Wednesday, September 6, 1995

Oh, I’m so fucking frustrated now! No package or mail of any kind today. Of course, the mailman’s still delivering other people’s mail, too.

Anyway, Andy told me yesterday that he had a better vibe for if I called Lenny tomorrow. That’s what I was gonna do, but when he called me today, he said he had just as good of a vibe. Well, believe me, I would’ve gotten the same results on either day. He was right, though, when he said I’d get more than I expected. I didn’t expect another wild goose chase, that’s for sure.

I called Lenny with Andy on the phone. Lenny said his records only went back to 1980, but that I could call his predecessor. His name was Herbert K. He lives in Wellesley, MA. He said he left the camp in 1963 and that he’s not quite Lenny’s predecessor. After Herbert and before Lenny, there was an Al K, but I can’t find this guy who’s supposedly in the Newton, MA area. Maybe I should try seeing if the Jewish welfare board has records. He also gave me the name and number of a Ruth T in Framingham, MA. She registered all the kids. When I mentioned the name Robin, she threw the last name R at me which does ring some kind of a bell in my head. She mentioned something about this person attending the University of Nebraska. Also, something about this person’s house looking like a castle in Lyn, MA when she drove her home from the camp.

I could only find one R (a slightly different spelling, though) in Lyn, but the woman who answers says she’s not affiliated with the camp and knows nothing about it.

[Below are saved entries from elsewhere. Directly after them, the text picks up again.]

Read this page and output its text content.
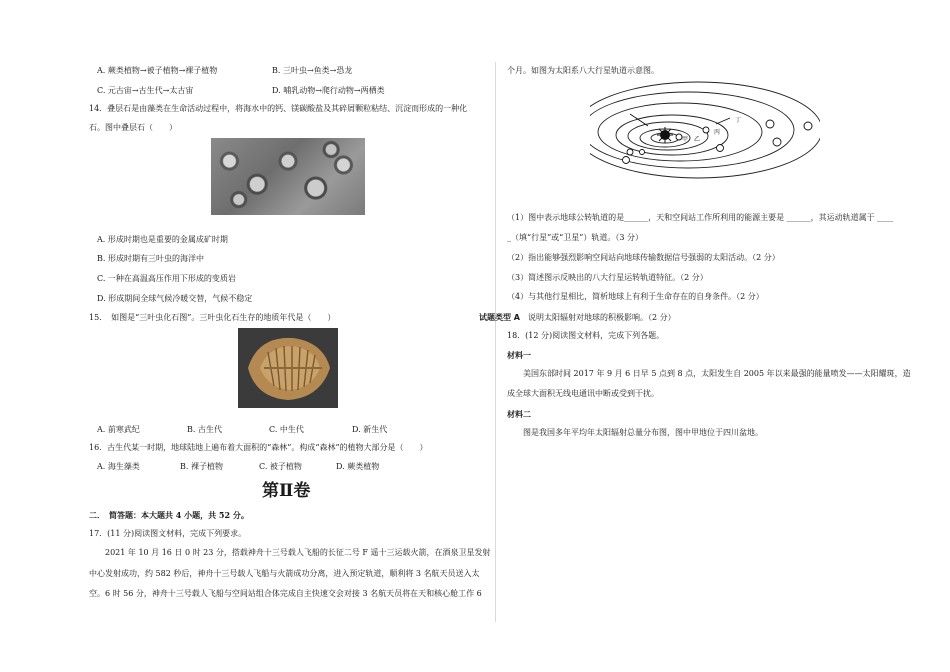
A. 蕨类植物→被子植物→裸子植物	B. 三叶虫→鱼类→恐龙
C. 元古宙→古生代→太古宙	D. 哺乳动物→爬行动物→两栖类
14．叠层石是由藻类在生命活动过程中，将海水中的钙、镁碳酸盐及其碎屑颗粒粘结、沉淀而形成的一种化
石。图中叠层石（　　）
A. 形成时期也是重要的金属成矿时期
B. 形成时期有三叶虫的海洋中
C. 一种在高温高压作用下形成的变质岩
D. 形成期间全球气候冷暖交替，气候不稳定
15．　如图是“三叶虫化石图”。三叶虫化石生存的地质年代是（　　）
A. 前寒武纪	B. 古生代	C. 中生代	D. 新生代
16．古生代某一时期，地球陆地上遍布着大面积的“森林”。构成“森林”的植物大部分是（　　）
A. 海生藻类	B. 裸子植物	C. 被子植物	D. 蕨类植物
第Ⅱ卷
二．　简答题：本大题共 4 小题，共 52 分。
17．(11 分)阅读图文材料，完成下列要求。
2021 年 10 月 16 日 0 时 23 分，搭载神舟十三号载人飞船的长征二号 F 遥十三运载火箭，在酒泉卫星发射
中心发射成功，约 582 秒后，神舟十三号载人飞船与火箭成功分离，进入预定轨道，顺利将 3 名航天员送入太
空。6 时 56 分，神舟十三号载人飞船与空间站组合体完成自主快速交会对接 3 名航天员将在天和核心舱工作 6
个月。如图为太阳系八大行星轨道示意图。
甲 乙
丙
丁
（1）图中表示地球公转轨道的是______，天和空间站工作所利用的能源主要是 ______，其运动轨道属于 ____
_（填“行星”或“卫星”）轨道。（3 分）
（2）指出能够强烈影响空间站向地球传输数据信号强弱的太阳活动。（2 分）
（3）简述图示反映出的八大行星运转轨道特征。（2 分）
（4）与其他行星相比，简析地球上有利于生命存在的自身条件。（2 分）
试题类型 A 说明太阳辐射对地球的积极影响。（2 分）
18．(12 分)阅读图文材料，完成下列各题。
材料一
美国东部时间 2017 年 9 月 6 日早 5 点到 8 点，太阳发生自 2005 年以来最强的能量喷发——太阳耀斑，造
成全球大面积无线电通讯中断或受到干扰。
材料二
图是我国多年平均年太阳辐射总量分布图，图中甲地位于四川盆地。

I went through all this bullshit all summer long just to get nowhere.

Later...

Tom will be home any minute now, so I’ll write till he gets here.

I was gonna try recording with the Melody Maestro but was totally stumped.

Tomorrow I’ll call Barbara and let her know I’m at a dead end again.

Tom just called. He’ll be home in half an hour. Andy will be over tonight or tomorrow night.

Why does R sound familiar? Why do I still sense her? It isn’t that often but last night and today I have. She’s basically said don’t give up and don’t worry about the new neighbors.

Is Robin, or whatever the hell her name is, just a joke? Is whoever it is just posing as Robin? Who is this? What do they want from me? Why do I have this feeling her last name really could be R? What do I do now? I never wanted to give up, but do I really have a choice? I wish we had one of those national phonebooks, but would that really do me any good?

When they first moved out next door, Andy and I both felt the new neighbors would be a nightmare. Well, I know they will be, but right now he’s clueless as to how they’ll be.

I can’t believe that remodeled 3-bedroom house is only going for $67,000. It’s been great, though, not having them over there. Well, I’ll just enjoy it while it lasts, cuz it’ll only be a matter of time before I’m dreaming, wanting, and fantasizing for these quiet peaceful days to return.